Professor Iain Broom, from Robert Gordon University in Aberdeen, said: "The continuation of a food policy recommending high carbohydrate, low fat, low calorie intakes as 'healthy eating' is fatally flawed.
"Our populations for almost 40 years, have been subjected to an uncontrolled global experiment that has gone drastically wrong."
But Professor John Wass, the Royal College of Physicians' special adviser on obesity, said there was "good evidence that saturated fat increases cholesterol".
He added: "What is needed is a balanced diet, regular physical activity and a normal healthy weight. To quote selective studies risks misleading the public."
Professor Simon Capewell, from the Faculty of Public Health, said: "We fully support Public Health England's new guidance on a healthy diet. Their advice reflects evidence-based science that we can all trust. It was not influenced by industry.

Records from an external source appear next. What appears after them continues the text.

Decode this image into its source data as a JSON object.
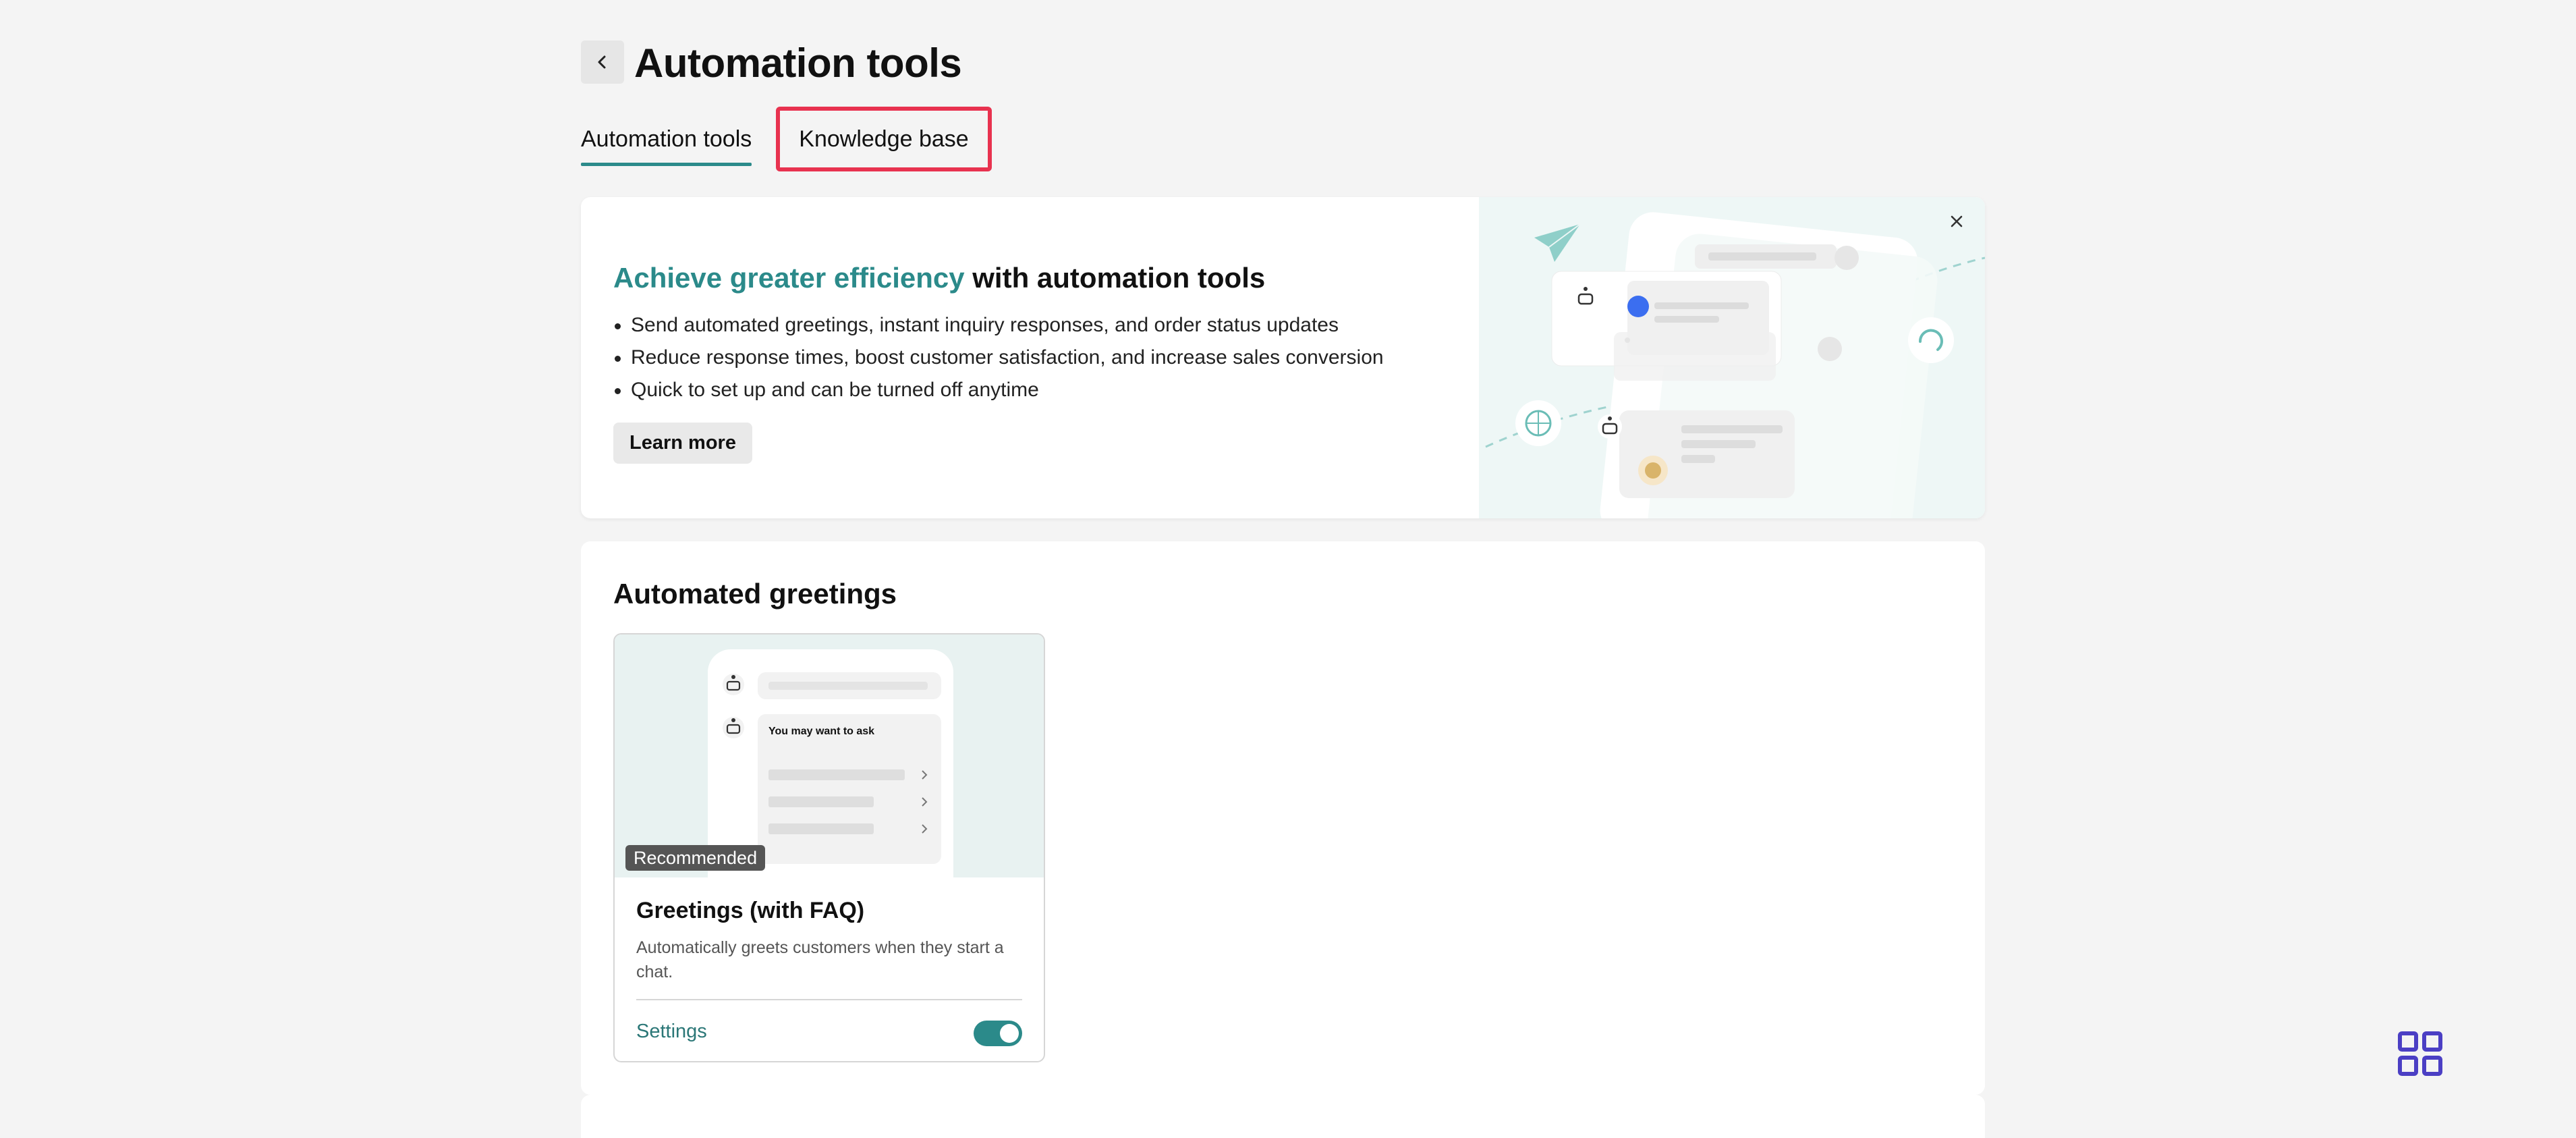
{
  "header": {
    "title": "Automation tools",
    "back_icon": "chevron-left-icon"
  },
  "tabs": [
    {
      "label": "Automation tools",
      "active": true
    },
    {
      "label": "Knowledge base",
      "active": false,
      "highlighted": true
    }
  ],
  "banner": {
    "heading_accent": "Achieve greater efficiency",
    "heading_rest": " with automation tools",
    "bullets": [
      "Send automated greetings, instant inquiry responses, and order status updates",
      "Reduce response times, boost customer satisfaction, and increase sales conversion",
      "Quick to set up and can be turned off anytime"
    ],
    "learn_more": "Learn more",
    "close_icon": "close-icon"
  },
  "greetings_section": {
    "title": "Automated greetings",
    "card": {
      "preview_text": "You may want to ask",
      "badge": "Recommended",
      "title": "Greetings (with FAQ)",
      "description": "Automatically greets customers when they start a chat.",
      "settings_label": "Settings",
      "enabled": true
    }
  },
  "colors": {
    "accent": "#2b8a8a",
    "highlight": "#e8324f",
    "apps_icon": "#4b3fc4"
  }
}
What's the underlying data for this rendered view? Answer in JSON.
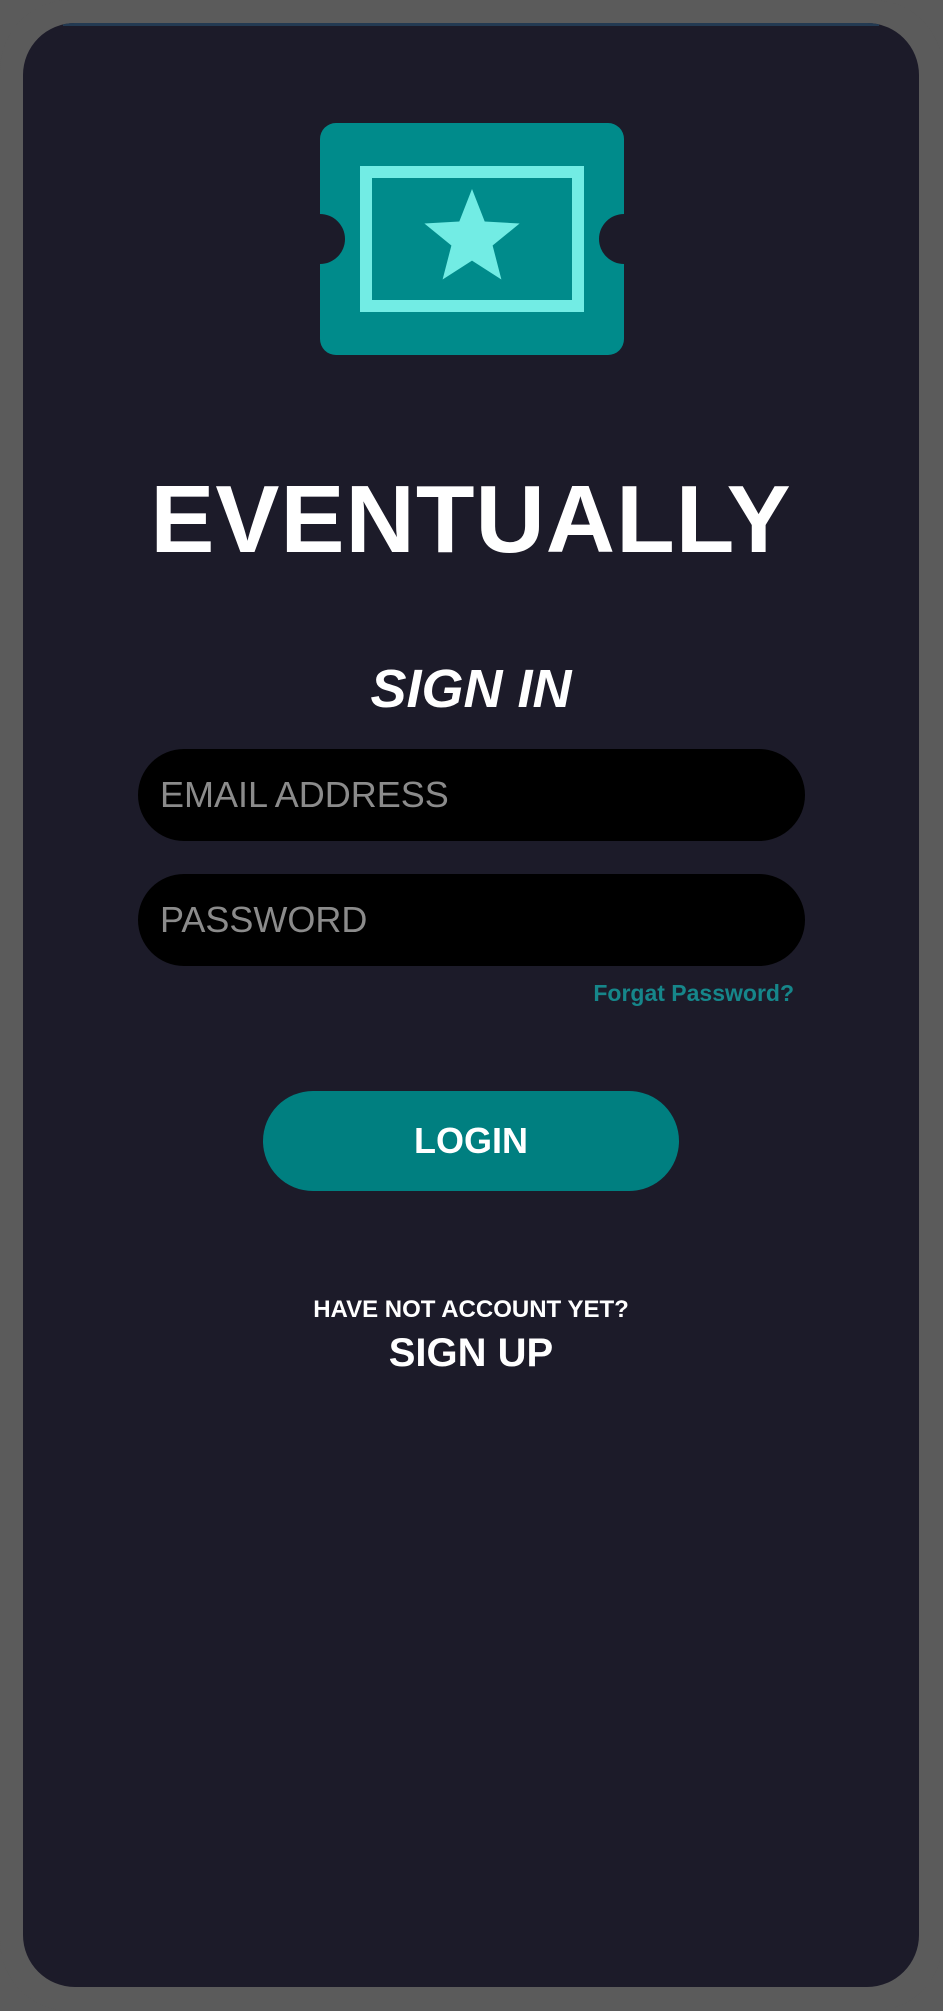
{
  "colors": {
    "frame": "#5b5b5b",
    "screen_background": "#1c1b29",
    "accent": "#007f80",
    "logo_body": "#008b8b",
    "logo_highlight": "#72ece4",
    "forgot_link": "#16868a",
    "input_background": "#000000",
    "placeholder": "#8b8b8b"
  },
  "logo": {
    "icon": "ticket-star-icon"
  },
  "app": {
    "title": "EVENTUALLY"
  },
  "signin": {
    "heading": "SIGN IN",
    "email_placeholder": "EMAIL ADDRESS",
    "email_value": "",
    "password_placeholder": "PASSWORD",
    "password_value": "",
    "forgot_label": "Forgat Password?",
    "login_label": "LOGIN"
  },
  "signup": {
    "prompt": "HAVE NOT ACCOUNT YET?",
    "link_label": "SIGN UP"
  }
}
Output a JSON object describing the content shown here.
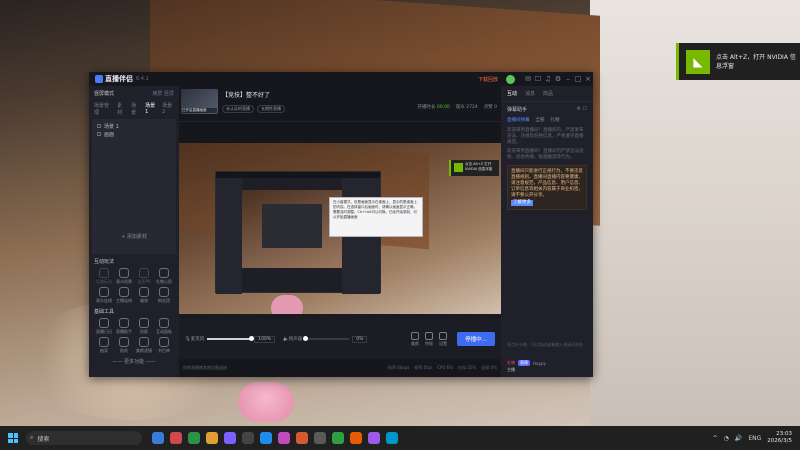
{
  "nvidia_toast": {
    "text": "点击 Alt+Z，打开 NVIDIA 信息浮窗"
  },
  "app": {
    "name": "直播伴侣",
    "version": "6.4.1",
    "titlebar": {
      "record_label": "下载回放",
      "icons": [
        "gift-icon",
        "message-icon",
        "headset-icon",
        "settings-icon",
        "minimize-icon",
        "maximize-icon",
        "close-icon"
      ]
    },
    "left": {
      "mode_label": "竖屏模式",
      "mode_right": [
        "横屏",
        "竖屏"
      ],
      "scene_tabs": [
        "场景管理",
        "素材",
        "场景",
        "场景1",
        "场景2"
      ],
      "scene_items": [
        "场景 1",
        "画面"
      ],
      "add_source": "+ 添加素材",
      "interact_title": "互动玩法",
      "interact_tools": [
        {
          "label": "礼物玩法",
          "dim": true
        },
        {
          "label": "观众投票",
          "dim": false
        },
        {
          "label": "连麦PK",
          "dim": true
        },
        {
          "label": "礼物心愿",
          "dim": false
        },
        {
          "label": "观众连线",
          "dim": false
        },
        {
          "label": "主播连线",
          "dim": false
        },
        {
          "label": "福袋",
          "dim": false
        },
        {
          "label": "粉丝团",
          "dim": false
        }
      ],
      "basic_title": "基础工具",
      "basic_tools": [
        {
          "label": "直播日记",
          "dim": false
        },
        {
          "label": "直播助手",
          "dim": false
        },
        {
          "label": "投屏",
          "dim": false
        },
        {
          "label": "互动面板",
          "dim": false
        },
        {
          "label": "抽奖",
          "dim": false
        },
        {
          "label": "贴纸",
          "dim": false
        },
        {
          "label": "美颜滤镜",
          "dim": false
        },
        {
          "label": "节目单",
          "dim": false
        }
      ],
      "more_tools": "—— 更多功能 ——"
    },
    "center": {
      "room_thumb_caption": "已开启直播画面",
      "room_title": "【竞技】整不好了",
      "room_tags": [
        "未认证的直播",
        "长期性直播"
      ],
      "stats": [
        {
          "label": "开播时长",
          "value": "00:00",
          "green": true
        },
        {
          "label": "观众",
          "value": "2724",
          "green": false
        },
        {
          "label": "点赞",
          "value": "0",
          "green": false
        }
      ],
      "hint": "",
      "preview_tooltip": "在小窗模式，但是画面显示在桌面上，显示的是桌面上的内容。在选择窗口后画面时，请确认画面显示正确，需要及时调整。Ctrl+Alt可以切换。已经开始录制，可以开始直播画面",
      "preview_nv_toast": "点击 Alt+Z 打开 NVIDIA 信息浮窗",
      "mic_label": "麦克风",
      "mic_volume": "100%",
      "mic_level": 1.0,
      "speaker_label": "扬声器",
      "speaker_volume": "0%",
      "speaker_level": 0.0,
      "actions": [
        "美颜",
        "特效",
        "设置"
      ],
      "live_button": "停播中...",
      "status_left": "你的直播被其他设备连接",
      "status_right": [
        "码率:0kbps",
        "帧率:0fps",
        "CPU:6%",
        "内存:32%",
        "丢帧:0%"
      ]
    },
    "right": {
      "tabs": [
        "互动",
        "消息",
        "商品"
      ],
      "panel_title": "弹幕助手",
      "sub_tabs": [
        "直播间弹幕",
        "全部",
        "礼物"
      ],
      "system_msg": "欢迎来到直播间！直播间内，严禁发布违法、违规及低俗信息，严格遵守直播规范。",
      "system_msg2": "欢迎来到直播间！直播间内严禁违法违规、低俗色情、吸烟酗酒等行为。",
      "notice": "直播间只能进行正规行为，不要违反直播规则。直播间直播内容要健康，请注意规范，产品信息、用户信息、订单信息等相关内容属于商业机密，请不要公开分享。",
      "notice_link": "了解更多",
      "input_placeholder": "说点什么吧，可以发送或者输入关键词消息",
      "bottom_items": [
        "礼物",
        "表情",
        "Happy"
      ],
      "user": "主播"
    }
  },
  "taskbar": {
    "search_placeholder": "搜索",
    "tray_lang": "ENG",
    "time": "23:03",
    "date": "2026/3/5",
    "app_colors": [
      "#3a7bd5",
      "#d04a4a",
      "#2b9348",
      "#e0a030",
      "#7b61ff",
      "#444444",
      "#1f8ceb",
      "#c04cc0",
      "#d65a31",
      "#5a5a5a",
      "#2ea043",
      "#e85d04",
      "#9b5de5",
      "#0096c7"
    ]
  }
}
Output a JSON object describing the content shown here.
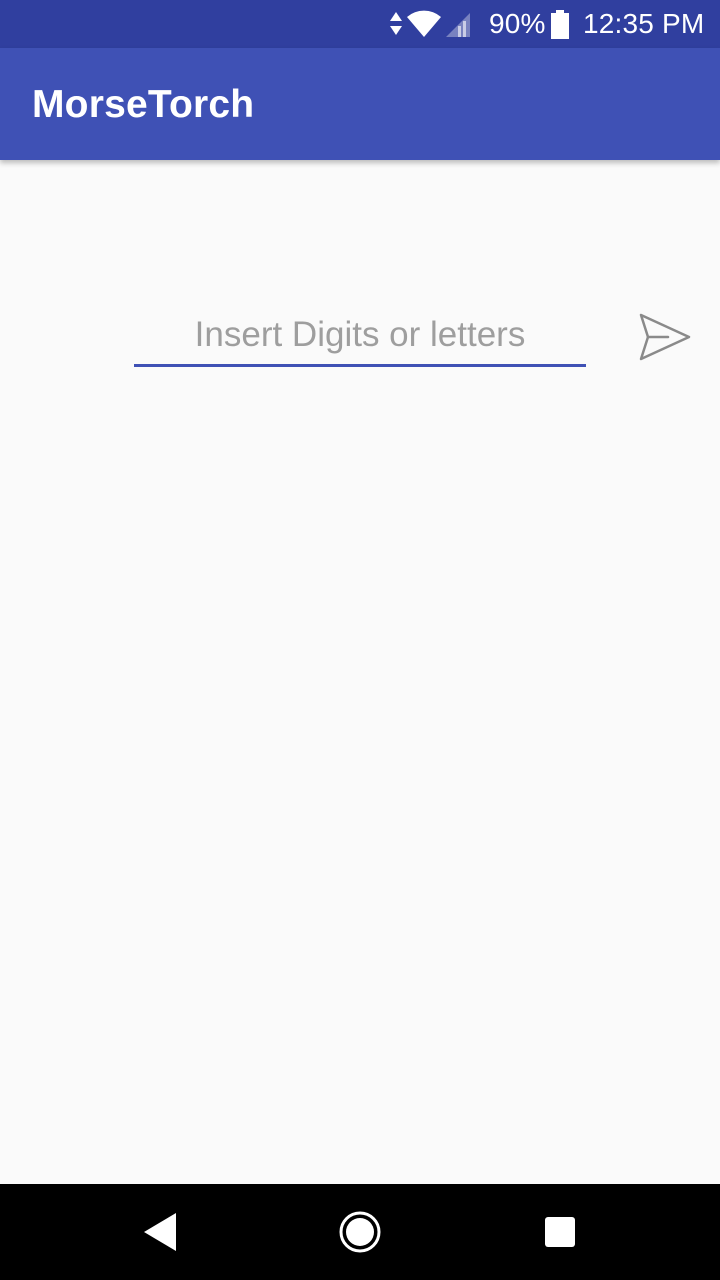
{
  "status_bar": {
    "battery_percent": "90%",
    "time": "12:35 PM",
    "icons": [
      "data-arrows-icon",
      "wifi-icon",
      "cell-signal-icon",
      "battery-icon"
    ],
    "color": "#303f9f"
  },
  "app_bar": {
    "title": "MorseTorch",
    "color": "#3f51b5"
  },
  "main": {
    "input": {
      "value": "",
      "placeholder": "Insert Digits or letters"
    },
    "send_icon": "send-icon"
  },
  "nav_bar": {
    "buttons": [
      "back-icon",
      "home-icon",
      "recents-icon"
    ]
  },
  "colors": {
    "accent": "#3f51b5",
    "background": "#fafafa",
    "placeholder": "#9e9e9e"
  }
}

"By contrast, the report from the National Obesity Forum is not peer reviewed. Furthermore, it does not it indicate who wrote it or how is was funded. That is worrying."
Dr Mike Knapton, associate medical director at the British Heart Foundation (BHF), said: "This report is full of ideas and opinion, however it does not offer the robust and comprehensive review of evidence that would be required for the BHF, as the UK's largest heart research charity, to take it seriously.
"This country's obesity epidemic is not caused by poor dietary guidelines; it is that we are not meeting them."
Dr Alison Tedstone, chief nutritionist at PHE, said: "In the face of all the evidence, calling for people to eat more fat, cut out carbs and ignore calories is irresponsible. Unlike this opinion piece, our independent experts review all the available evidence - often thousands of scientific papers - run full-scale consultations and go to great lengths to ensure no bias."
Professor Naveed Sattar, from the University of Glasgow, said the report's "main headline - simply to eat more fat - is highly contentious and could have adverse public health consequences."